How To Write A Website Specification
Coming up with a good website specification is not easy. It’s something that needs a lot of attention, research, and consideration.
A good website specification will bring everybody on the same page. The client will know what to expect, and the developers will know what to code. The testers will know what to check, and the project managers will know how to plan the project properly.
You might wonder what’s so tricky about outlining goals, tactics, constraints, and so on. And it isn’t tricky once you’ve done it a couple of times.
But for a first-timer, writing a good website specification can be tricky. This is why we’d like to share with you our secret formula for excellent website specifications. Our team has refined this formula throughout more than 10,000 hours of website specification writing across many years.
Writing a good website specification is like building a house.
When you decide that you want to build a house, you don’t just scribble some notes on a piece of paper and draw a quick sketch of your dream house. That’s not something you can give to your builders and expect them to make the most out of it.
Instead, you need an architect who can:
- Understand your vision.
- Design your dream house.
- Guide the builders.
Not only that, but an architect will have to take many other factors into consideration, such as the house foundation, the roof, the walls, etc. Those elements depend on the environment (soil, weather condition, etc.), your personal taste, and your budget.
Nobody wants to live in a risky house.
Let’s imagine for a second that an architect wasn’t hired. The house turned out as you imagined, but it’s situated in an area prone to earthquakes.
You end up enjoying your house for just a few weeks before an earthquake hits. Your walls fall because they weren’t made to accommodate this type of climate. So now you have to spend even more money rebuilding something when it could have been avoided.
The same thing goes with a website specification. Websites depend on the needs of your target audience, the building duration, your personal tastes, etc.
So if you are about to build a marketplace website or an e-commerce shop, certain practices have to be followed.
After all, you don’t want to end up with a faulty website.
How To Write A Website Structure That Works
When you spend thousands of hours writing website specifications, you tend to notice a certain pattern. You can clearly see what works and what doesn’t. Today, we’d like to share with you the structure that we’ve found is 100% foolproof.
When designing your website structure, you have to concentrate on:
We recommend that you design and build the first version of the website for a time span of 12 to 24 months. That is because websites evolve fast.
These are the goals of the website. And the best way to uncover that is by answering the following two questions:
- If your website were an employee, what its job description would be?

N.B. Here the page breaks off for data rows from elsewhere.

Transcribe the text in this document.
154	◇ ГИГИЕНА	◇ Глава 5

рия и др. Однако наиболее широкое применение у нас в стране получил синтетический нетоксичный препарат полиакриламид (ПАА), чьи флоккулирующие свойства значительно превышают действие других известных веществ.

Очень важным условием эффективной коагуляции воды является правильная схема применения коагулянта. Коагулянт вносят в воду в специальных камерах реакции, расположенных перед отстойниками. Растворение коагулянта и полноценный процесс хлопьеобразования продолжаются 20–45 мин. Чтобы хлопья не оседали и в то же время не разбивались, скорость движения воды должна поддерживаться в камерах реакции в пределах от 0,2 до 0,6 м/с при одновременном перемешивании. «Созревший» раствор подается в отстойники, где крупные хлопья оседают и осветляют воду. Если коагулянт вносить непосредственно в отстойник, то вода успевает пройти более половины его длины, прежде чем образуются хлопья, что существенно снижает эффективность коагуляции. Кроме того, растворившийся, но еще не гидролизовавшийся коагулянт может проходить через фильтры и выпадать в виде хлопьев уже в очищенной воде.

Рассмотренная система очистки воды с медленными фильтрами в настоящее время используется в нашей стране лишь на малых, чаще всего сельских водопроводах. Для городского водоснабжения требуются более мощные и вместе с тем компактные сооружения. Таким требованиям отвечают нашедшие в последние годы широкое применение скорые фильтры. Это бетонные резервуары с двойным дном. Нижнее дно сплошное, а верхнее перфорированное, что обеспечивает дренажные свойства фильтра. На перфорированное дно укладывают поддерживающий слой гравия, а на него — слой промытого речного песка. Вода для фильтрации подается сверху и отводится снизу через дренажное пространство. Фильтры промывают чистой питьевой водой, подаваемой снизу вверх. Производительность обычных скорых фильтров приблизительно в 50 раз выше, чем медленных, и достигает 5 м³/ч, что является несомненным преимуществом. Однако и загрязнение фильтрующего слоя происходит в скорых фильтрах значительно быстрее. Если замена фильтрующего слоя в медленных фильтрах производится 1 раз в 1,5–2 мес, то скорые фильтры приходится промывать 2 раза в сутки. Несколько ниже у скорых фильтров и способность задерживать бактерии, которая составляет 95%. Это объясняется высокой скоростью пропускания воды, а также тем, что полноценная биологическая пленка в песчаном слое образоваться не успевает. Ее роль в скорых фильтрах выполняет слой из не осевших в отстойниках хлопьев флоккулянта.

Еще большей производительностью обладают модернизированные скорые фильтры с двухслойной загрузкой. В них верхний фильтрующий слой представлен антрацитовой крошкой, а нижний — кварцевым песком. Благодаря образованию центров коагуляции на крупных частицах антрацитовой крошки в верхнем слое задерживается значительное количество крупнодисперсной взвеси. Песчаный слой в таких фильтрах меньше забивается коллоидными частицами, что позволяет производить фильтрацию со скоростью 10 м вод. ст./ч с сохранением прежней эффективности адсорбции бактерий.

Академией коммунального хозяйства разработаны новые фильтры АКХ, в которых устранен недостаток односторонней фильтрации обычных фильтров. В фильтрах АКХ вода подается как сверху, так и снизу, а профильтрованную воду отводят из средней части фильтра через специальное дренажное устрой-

- At the end of the day, how will you know if the website has done a good job?
There will be certain things you’ll decide not to build in the first rollout. Just like houses, websites are best built in layers or stages. And here you have a list of items you want to postpone for the next website version.
How to Measure the Success of the Project
Define two to three KPIs that you’d like to measure. A few examples of KPIs are conversion rate, number of qualified leads, average session duration, and time on page.

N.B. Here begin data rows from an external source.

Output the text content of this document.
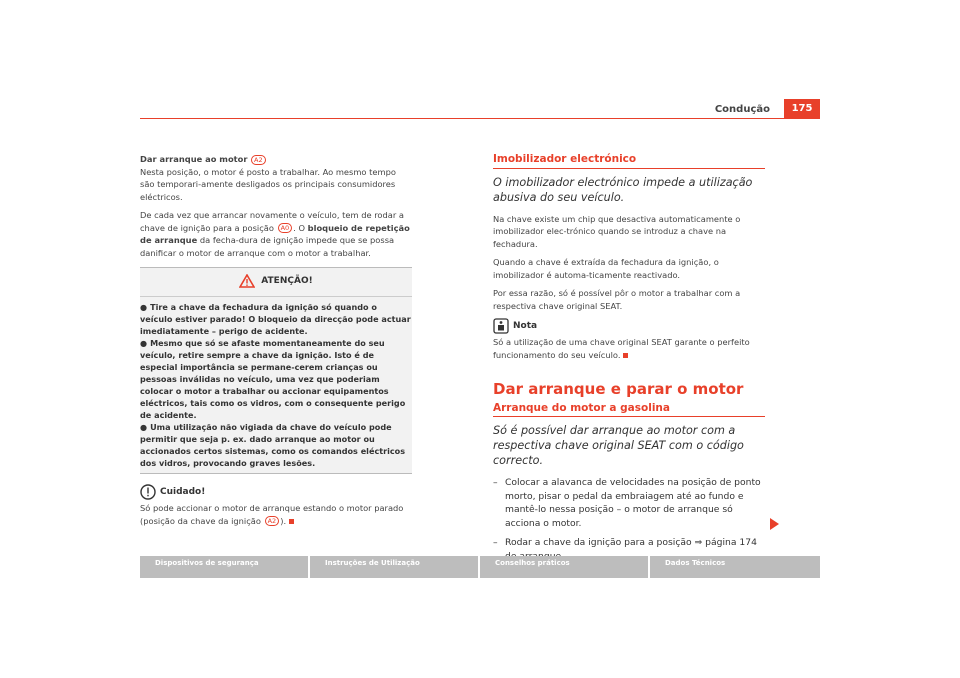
Condução	175

Dar arranque ao motor A2
Nesta posição, o motor é posto a trabalhar. Ao mesmo tempo são temporari-amente desligados os principais consumidores eléctricos.

De cada vez que arrancar novamente o veículo, tem de rodar a chave de ignição para a posição A0 . O bloqueio de repetição de arranque da fecha-dura de ignição impede que se possa danificar o motor de arranque com o motor a trabalhar.

ATENÇÃO!
● Tire a chave da fechadura da ignição só quando o veículo estiver parado! O bloqueio da direcção pode actuar imediatamente – perigo de acidente.
● Mesmo que só se afaste momentaneamente do seu veículo, retire sempre a chave da ignição. Isto é de especial importância se permane-cerem crianças ou pessoas inválidas no veículo, uma vez que poderiam colocar o motor a trabalhar ou accionar equipamentos eléctricos, tais como os vidros, com o consequente perigo de acidente.
● Uma utilização não vigiada da chave do veículo pode permitir que seja p. ex. dado arranque ao motor ou accionados certos sistemas, como os comandos eléctricos dos vidros, provocando graves lesões.
Cuidado!

Só pode accionar o motor de arranque estando o motor parado (posição da chave da ignição A2 ).

Imobilizador electrónico
O imobilizador electrónico impede a utilização abusiva do seu veículo.

Na chave existe um chip que desactiva automaticamente o imobilizador elec-trónico quando se introduz a chave na fechadura.

Quando a chave é extraída da fechadura da ignição, o imobilizador é automa-ticamente reactivado.

Por essa razão, só é possível pôr o motor a trabalhar com a respectiva chave original SEAT.

Nota

Só a utilização de uma chave original SEAT garante o perfeito funcionamento do seu veículo.

Dar arranque e parar o motor
Arranque do motor a gasolina
Só é possível dar arranque ao motor com a respectiva chave original SEAT com o código correcto.
– Colocar a alavanca de velocidades na posição de ponto morto, pisar o pedal da embraiagem até ao fundo e mantê-lo nessa posição – o motor de arranque só acciona o motor.
– Rodar a chave da ignição para a posição ⇒ página 174
Dispositivos de segurança	Instruções de Utilização	Conselhos práticos	Dados Técnicos
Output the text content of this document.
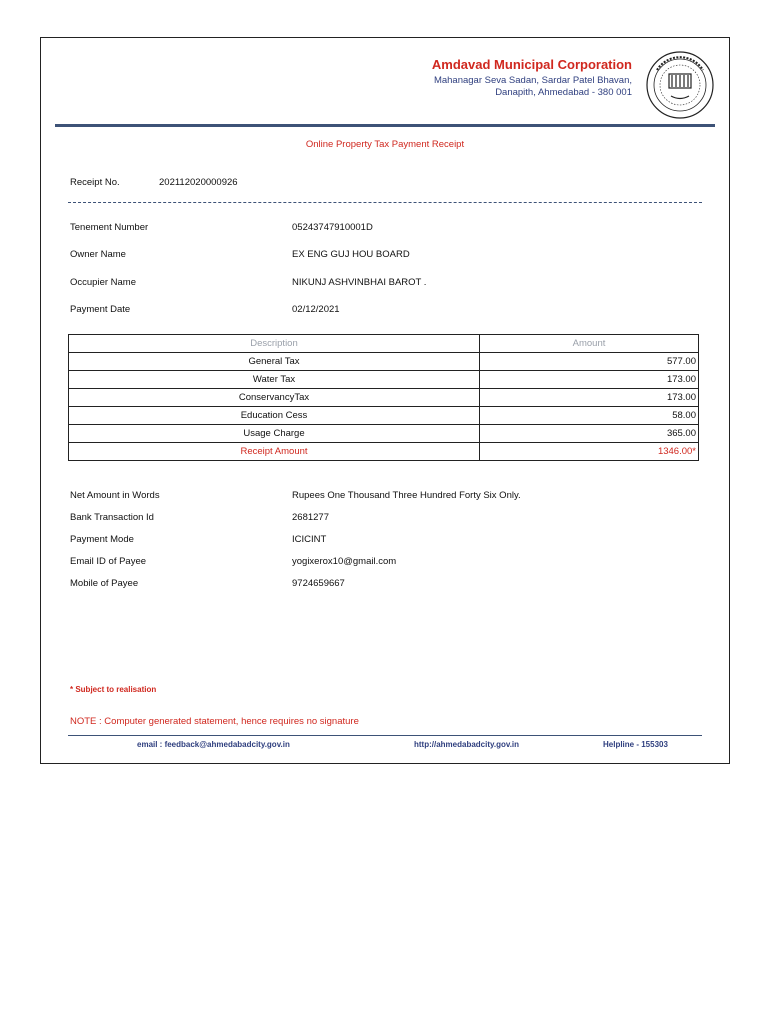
Amdavad Municipal Corporation
Mahanagar Seva Sadan, Sardar Patel Bhavan,
Danapith, Ahmedabad - 380 001
Online Property Tax Payment Receipt
Receipt No.	202112020000926
Tenement Number	05243747910001D
Owner Name	EX ENG GUJ HOU BOARD
Occupier Name	NIKUNJ ASHVINBHAI BAROT .
Payment Date	02/12/2021
Description	Amount
General Tax	577.00
Water Tax	173.00
ConservancyTax	173.00
Education Cess	58.00
Usage Charge	365.00
Receipt Amount	1346.00*
Net Amount in Words	Rupees One Thousand Three Hundred Forty Six Only.
Bank Transaction Id	2681277
Payment Mode	ICICINT
Email ID of Payee	yogixerox10@gmail.com
Mobile of Payee	9724659667
* Subject to realisation
NOTE : Computer generated statement, hence requires no signature
email : feedback@ahmedabadcity.gov.in	http://ahmedabadcity.gov.in	Helpline - 155303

Here you’ll list the pages you’d like to have in the top menu as well as in the footer menu. You need to think about what your website visitors are most interested in. Is it the shop page, the about us page, or the blog section?
Not all the pages will appear in the menu. But in this section, you’ll have a complete list of all the pages from the website. Think of it as the blueprint of your website. Also, for every page, you want to mention what visual elements you’d like to include.
List here the types of users you will have. For example, on a marketplace website, you will have visitors, vendors, buyers, and admins.
For every user role from above, we need to depict the features from the user journey. However, a user story is a thin-sliced feature, part of the user journey, describing what has to be achieved, usually following this format: As a [user role], I want to [goal/desire] so that [benefit].
Here you have to list the specific tasks that a developer needs to complete to have each specific user story delivered.
Add the risks of this project and how do you plan to mitigate these risks.
Plug-Ins And Themes
Building a website specification isn’t necessarily hard, especially when you have all the information you need at the tips of your fingers. But there are certain trade secrets that you might miss. This is why having a developer look over your website specification is probably a good idea.
But if you don’t want to get professional assistance, then following the structure above is the closest thing you’ll get to a professional website structure.